Faut qu’on parle: non, je ne balancerai pas mes porcs
Au pluriel, oui. Parce qu’en matière de porcs, j’ai de quoi ouvrir un abattoir. Mais j’ai préféré planter leurs portraits dans mon jardin secret. Pour viser leur sale tronche avec les fléchettes de mon mépris.
Je n’avais pas six ans lorsqu’un premier visage familier s’est dissimulé sous son masque de gros dégueulasse. Après plusieurs épisodes franchement incommodants, j’ai connu un répit jusqu’à l’adolescence, où là, un parfait Le Quesnoy bien-propre-sur-lui et toujours au premier rang à la messe du dimanche a réveillé le diable qui se cachait en lui. Plus tard, bien plus tard – il n’y pas si longtemps d’ailleurs – un ignoble affreux, persuadé d’un quelconque pouvoir de séduction (je rigole…) a cru bon de me faire goûter à l’excitation électrisante d’être plaquée contre un mur et pour se faire voler un… Non, pas un baiser, certainement pas. Disons un contact labial.
Dois-je leur en vouloir? Les dénoncer sur le grand forum mondial? Non. Et non, non plus. Je ne leur en veux pas, simplement parce que je n’ai pas envie de leur consacrer le moindre fifrelin de sentiment, quel qu’il soit. Ni peur, ni tristesse, ni colère. Rien. Et je veux encore moins les dénoncer car, si ça se trouve, je les ai laissés croire qu’ils pouvaient y aller franco. Oui, même à 6 ans.
C’est vrai que c’est jeune, 6 ans, mais souvenez-vous: a déjà une bonne notion de ce qui est bien ou mal. Et “ces choses-là”, on sait que c’est mal. Ai-je pour autant été “le dire à ma maman”? Non. Même si je détestais ça. J’ai gardé le secret. Preuve que j’étais bien consciente de l’aspect scandaleux du… “jeu”… comme il disait.

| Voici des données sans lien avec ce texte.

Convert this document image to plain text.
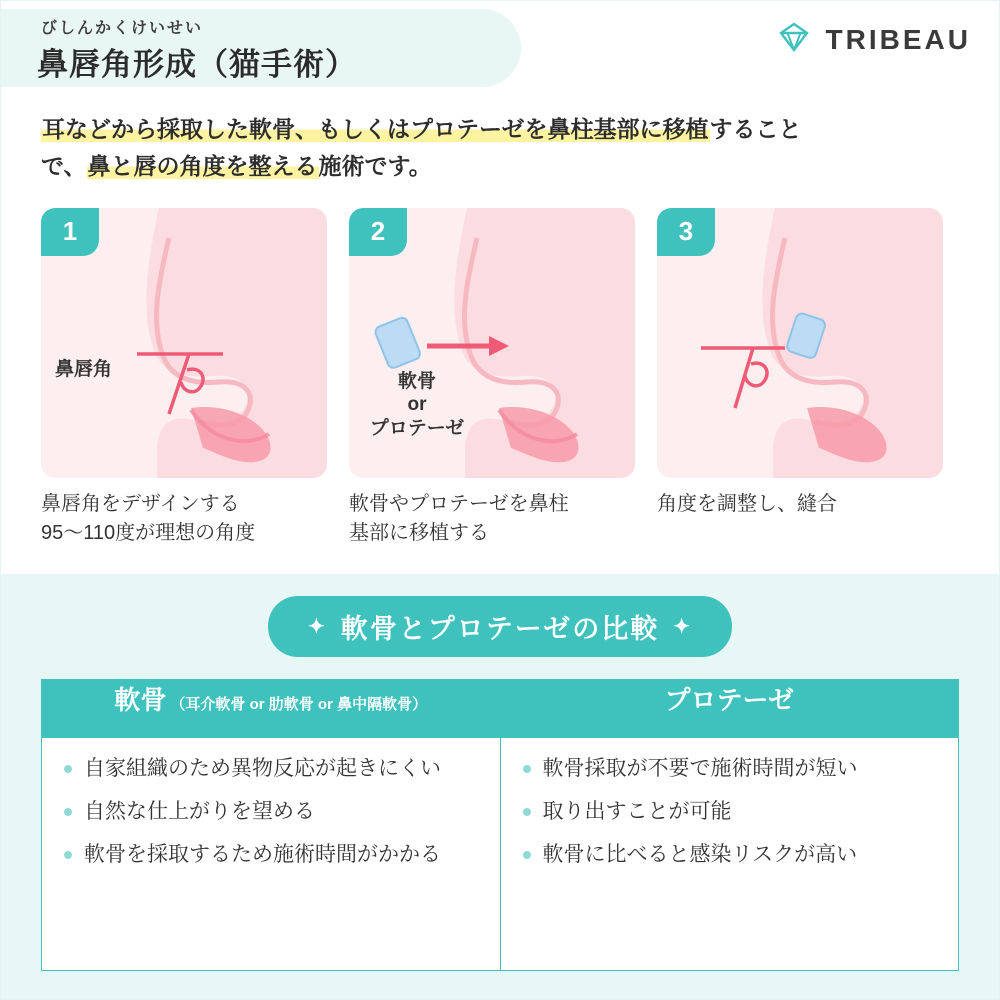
びしんかくけいせい
鼻唇角形成（猫手術）
TRIBEAU
耳などから採取した軟骨、もしくはプロテーゼを鼻柱基部に移植すること
で、鼻と唇の角度を整える施術です。
1
鼻唇角
鼻唇角をデザインする
95〜110度が理想の角度
2
軟骨
or
プロテーゼ
軟骨やプロテーゼを鼻柱
基部に移植する
3
角度を調整し、縫合
✦ 軟骨とプロテーゼの比較 ✦
軟骨 （耳介軟骨 or 肋軟骨 or 鼻中隔軟骨）
自家組織のため異物反応が起きにくい
自然な仕上がりを望める
軟骨を採取するため施術時間がかかる
プロテーゼ
軟骨採取が不要で施術時間が短い
取り出すことが可能
軟骨に比べると感染リスクが高い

Rien vu. Rien entendu. Rien dit.
À l’âge rebelle, où l’on s’amuse presque à trouver des sujets de révolte, me suis-je vengée de ce pourceau de bénitier en l’accusant ouvertement? Non. Même si j’ai tout fait pour l’empêcher de continuer. Même si je l’ai craint et haï tous les week-ends, menottée aux barreaux de mon impuissance.
Il y a quelques années, ai-je crié quand “l’autre” m’a attrapée? Non. Ai-je au moins fait un scandale sur le paysager? Pas plus. Alors suis-je allée trouver la directrice des RH avec laquelle j’entretenais d’excellentes relations? Même pas. Je n’ai rien dit, rien fait, rien vomi. Pire: je suis devenue expert en minauderie et en évitement de sujet. J’aurais pu faire virer cette enflure que nous étions dix au moins à détester. Qui sait, maintenant que j’y pense, j’aurais même pu réclamer des dommages moraux et toucher le pactole grâce à ce connard. Mais non, je n’ai absolument rien fait. Pas une phalange qui n’atterrisse sur la joue mal rasée du bonhomme. Aucun son qui ne sorte de ma bouche prête à dégueuler. Aucune larme qui ne coule pour laver mon affront.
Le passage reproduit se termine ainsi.